Vojtěch’s announcement about kGraft started a number of interesting discussions, e.g. at LWN, Reddit, and German Heise. All of those discussions have some common topics. One of these is the question whether a live kernel patching solution such as kGraft is necessary at all. Some typical comments sound like this:
- What’s so bad about rebooting?
- We already have high availability – Why this?
- Regular reboots are healthy!
So, why are we going this way?
Welcome to the world of Service Level Agreements. Those typically exist between companies or IT departments and lines of business within one company.
SLAs ensure that you can get money from an ATM at any point in time or that your salary is paid. Sounds promising, doesn’t it?
Well, things tend to become complex, when SLAs depend on each other, get mixed, or even contradict each other. Life of administrators becomes painful when “planned down time” is just too short to implement required functionality and remain stable and remain secure at the same time – while one of these (functionality or stability/security) would be possible.

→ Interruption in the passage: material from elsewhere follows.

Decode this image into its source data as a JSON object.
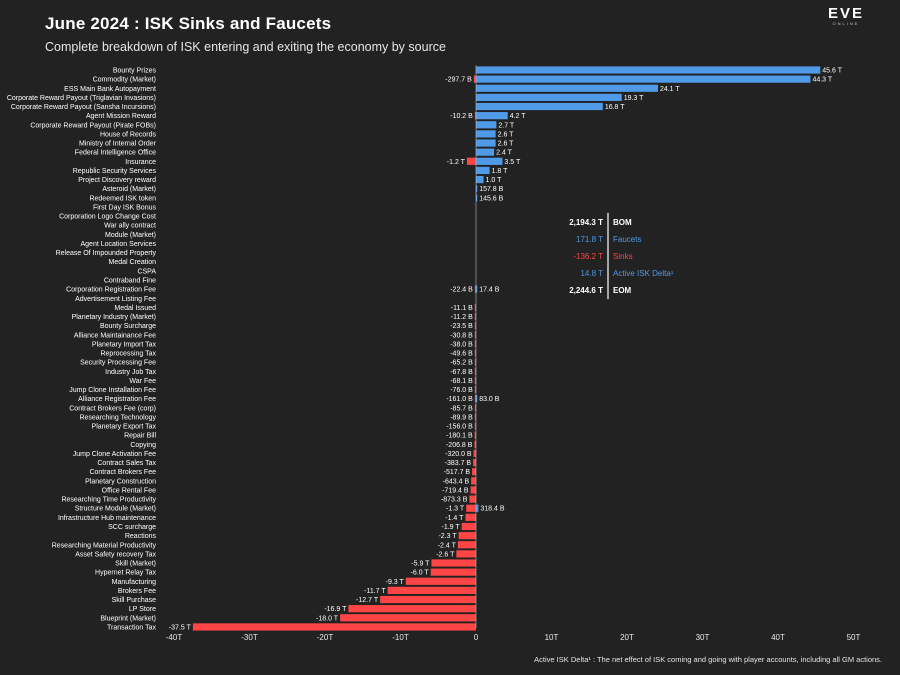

The “magic nines” are used to measure the availability of a service, and “4 nines” means that your service shall not be down more than 52 minutes a year. Let’s keep that in mind.

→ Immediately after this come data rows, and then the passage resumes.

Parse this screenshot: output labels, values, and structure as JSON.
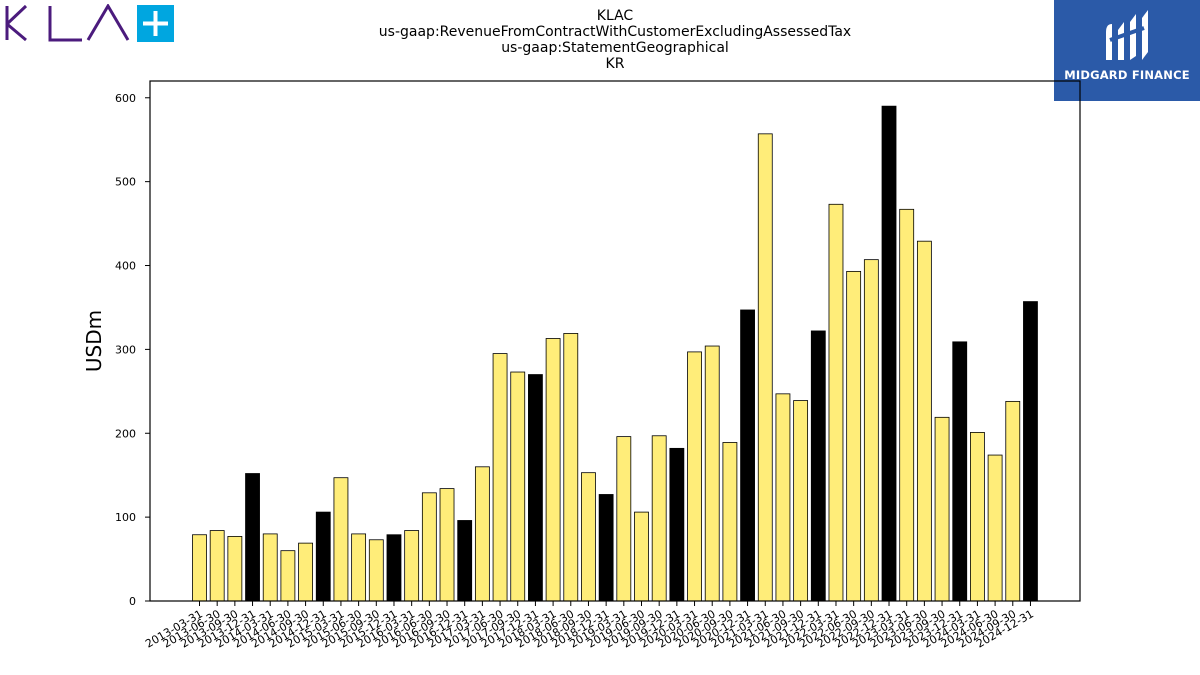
{
  "header": {
    "title_lines": [
      "KLAC",
      "us-gaap:RevenueFromContractWithCustomerExcludingAssessedTax",
      "us-gaap:StatementGeographical",
      "KR"
    ]
  },
  "logos": {
    "left_brand": "KLA",
    "right_brand": "MIDGARD FINANCE"
  },
  "colors": {
    "bar_regular": "#ffed79",
    "bar_year_end": "#000000",
    "bar_edge": "#000000",
    "kla_purple": "#4b1b7d",
    "kla_plus_blue": "#00a6e0",
    "midgard_blue": "#2b5aa8"
  },
  "chart_data": {
    "type": "bar",
    "title": "",
    "xlabel": "",
    "ylabel": "USDm",
    "ylim": [
      0,
      620
    ],
    "yticks": [
      0,
      100,
      200,
      300,
      400,
      500,
      600
    ],
    "grid": false,
    "legend": "none",
    "categories": [
      "2013-03-31",
      "2013-06-30",
      "2013-09-30",
      "2013-12-31",
      "2014-03-31",
      "2014-06-30",
      "2014-09-30",
      "2014-12-31",
      "2015-03-31",
      "2015-06-30",
      "2015-09-30",
      "2015-12-31",
      "2016-03-31",
      "2016-06-30",
      "2016-09-30",
      "2016-12-31",
      "2017-03-31",
      "2017-06-30",
      "2017-09-30",
      "2017-12-31",
      "2018-03-31",
      "2018-06-30",
      "2018-09-30",
      "2018-12-31",
      "2019-03-31",
      "2019-06-30",
      "2019-09-30",
      "2019-12-31",
      "2020-03-31",
      "2020-06-30",
      "2020-09-30",
      "2020-12-31",
      "2021-03-31",
      "2021-06-30",
      "2021-09-30",
      "2021-12-31",
      "2022-03-31",
      "2022-06-30",
      "2022-09-30",
      "2022-12-31",
      "2023-03-31",
      "2023-06-30",
      "2023-09-30",
      "2023-12-31",
      "2024-03-31",
      "2024-06-30",
      "2024-09-30",
      "2024-12-31"
    ],
    "values": [
      79,
      84,
      77,
      152,
      80,
      60,
      69,
      106,
      147,
      80,
      73,
      79,
      84,
      129,
      134,
      96,
      160,
      295,
      273,
      270,
      313,
      319,
      153,
      127,
      196,
      106,
      197,
      182,
      297,
      304,
      189,
      347,
      557,
      247,
      239,
      322,
      473,
      393,
      407,
      590,
      467,
      429,
      219,
      309,
      201,
      174,
      238,
      357
    ],
    "highlight": [
      false,
      false,
      false,
      true,
      false,
      false,
      false,
      true,
      false,
      false,
      false,
      true,
      false,
      false,
      false,
      true,
      false,
      false,
      false,
      true,
      false,
      false,
      false,
      true,
      false,
      false,
      false,
      true,
      false,
      false,
      false,
      true,
      false,
      false,
      false,
      true,
      false,
      false,
      false,
      true,
      false,
      false,
      false,
      true,
      false,
      false,
      false,
      true
    ]
  }
}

Yes, those SLAs very often can be met using existing technology such as load balancers, high availability, or virtual machine failover. However, any mitigation in the required frequency of reboots saves time and money. For services to stay available during scheduled downtimes of components a minimum of triple redundancy is required, driving up costs.

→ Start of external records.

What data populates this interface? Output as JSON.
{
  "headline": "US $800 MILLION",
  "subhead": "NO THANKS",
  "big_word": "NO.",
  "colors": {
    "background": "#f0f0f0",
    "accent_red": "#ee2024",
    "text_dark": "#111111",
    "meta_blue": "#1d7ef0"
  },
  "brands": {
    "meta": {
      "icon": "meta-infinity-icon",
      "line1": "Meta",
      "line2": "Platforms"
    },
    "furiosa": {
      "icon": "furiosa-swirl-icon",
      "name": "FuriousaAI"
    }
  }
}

Yet there is more. Let’s have a look at three typical use cases, where requirements go beyond the comfort zone of existing technology, and customers or partners frequently and repeatedly requested us to consider kernel patching without a reboot, as otherwise their needs would not be met:
Use Case 1: In Memory Databases
In memory databases are fast in calculating results from huge amounts of data.
Systems running in memory databases are pretty slow in booting up though, as the systems typically have high numbers of CPU cores (100+), big storage backends (you want to permanently store your data, won’t you?), and especially huge amounts of RAM. We are talking 4 TiB and beyond here. And all this hardware needs time to come up in a sane state, and you need to load the existing data into the memory, before you can proceed.
Bootup times of 15 minutes or more are not the exception. Remember those “4 nines” above? This means, with a single machine, you can boot your in memory database system 3 times a year and have another 7 minutes to do service on it, …
Use Case 2: Simulations
A lot of technology in our world needs simulation before a product can be built. Think of cars and ships, design of chips, pharmaceutics, to name a few.
Some of these simulations need weeks, need months to create a result, yet not all simulation frameworks or tasks actually allow you to checkpoint and restart a running simulation properly.
Use Case 3: Infrastructure Building Blocks
I don’t know about you, but I personally prefer phone calls to have a clean sound and happening without any interruption, thus you can concentrate on the topic and come to quick and positive results. It’s similar for other infrastructure devices, such as network appliances, storage engines, or even hosts for consolidating virtual machines on.
The common denominator among those systems is that they are responsible for a continuous service to a large number of consumers (either machines or indeed human consumers), and it’s hard to find any time when you can stop the service, because there is always somebody accessing them.
To all three use cases described, it is key, to keep a specific system running until a predefined maintenance window has been reached, while you are able to fix stability or security issues along that long way.
There certainly are more examples, and I am happy to learn about those.